Now, edit /z/a2/etc/fstab to read as

LABEL=BOOT /boot vfat defaults 0 2
LABEL=ROOT / btrfs defaults,noatime 0 1
LABEL=SWAP none swap sw 0 0

Edit /z/a1/cmdline.txt to change "rootfstype=ext4" to "rootfstype=btrfs" and add the "net.ifnames=0" option. For reference the cmdline.txt should now look like

Code: Select all

boot=local dwc_otg.lpm_enable=0 net.ifnames=0 console=serial0,115200 console=tty1 root=/dev/mmcblk0p2 rootfstype=ext4 elevator=deadline fsck.repair=yes rootwait
After making these changes unmount the SD card using

# cd
# umount /z/a1
# umount /z/a2

Finally, remove the USB card reader, shutdown the B+, remove the power, place the new SD card in the B+ and reboot. If everything goes well, you should now be running Raspbian Lite with a BTRFS root file system and a 1GB swap partition. If you have any difficulties, please refer to David's guide or directly follow that guide instead.
Last edited by ejolson on Sat Mar 31, 2018 7:32 pm, edited 4 times in total.

ejolson
Posts: 10725
Joined: Tue Mar 18, 2014 11:47 am

Re: Super-cheap Computing Cluster for Learning

Sat Jan 06, 2018 6:27 am

In this post we setup the Zero nodes to boot in device mode over USB using the rpiboot protocol.

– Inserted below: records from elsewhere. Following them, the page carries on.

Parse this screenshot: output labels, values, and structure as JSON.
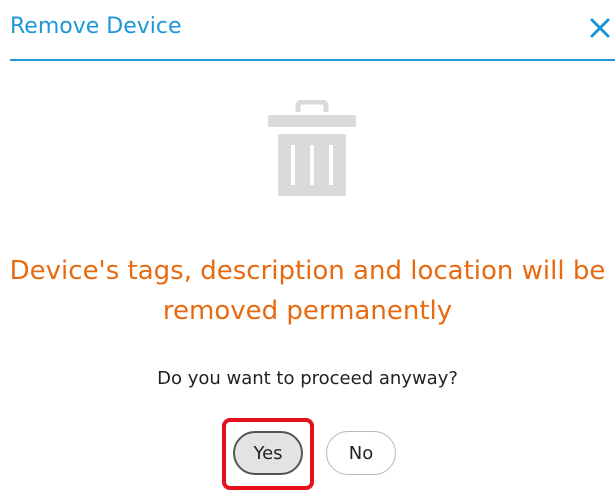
{
  "dialog": {
    "title": "Remove Device",
    "close_icon": "close-icon",
    "image_icon": "trash-icon",
    "warning": "Device's tags, description and location will be removed permanently",
    "question": "Do you want to proceed anyway?",
    "buttons": {
      "yes": "Yes",
      "no": "No"
    }
  },
  "colors": {
    "title": "#1e96d8",
    "divider": "#1e96d8",
    "warning": "#e86a10",
    "icon": "#d8dadc",
    "highlight": "#e5111a"
  }
}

After loading the kernel and initial RAM disk, each Zero loads the Ethernet gadget driver and then mounts the root file systems and home directories over NFS. As this method does not require the Zero's to have SD cards, I could have saved $12 on the original bill of materials. However, I originally thought that each Zero would require an SD card with a boot partition. Information how to use rpiboot was obtained thanks to posts by Gavinmc42 on this thread, by ajlitt on the Hackaday blog the Terrible Cluster as well as by Chris Burton on the Cluster HAT blog How do I setup usbboot. Although the instructions provided here allow the Zeros to boot without an SD card, we will later install the SD cards to use as local swap and scratch storage.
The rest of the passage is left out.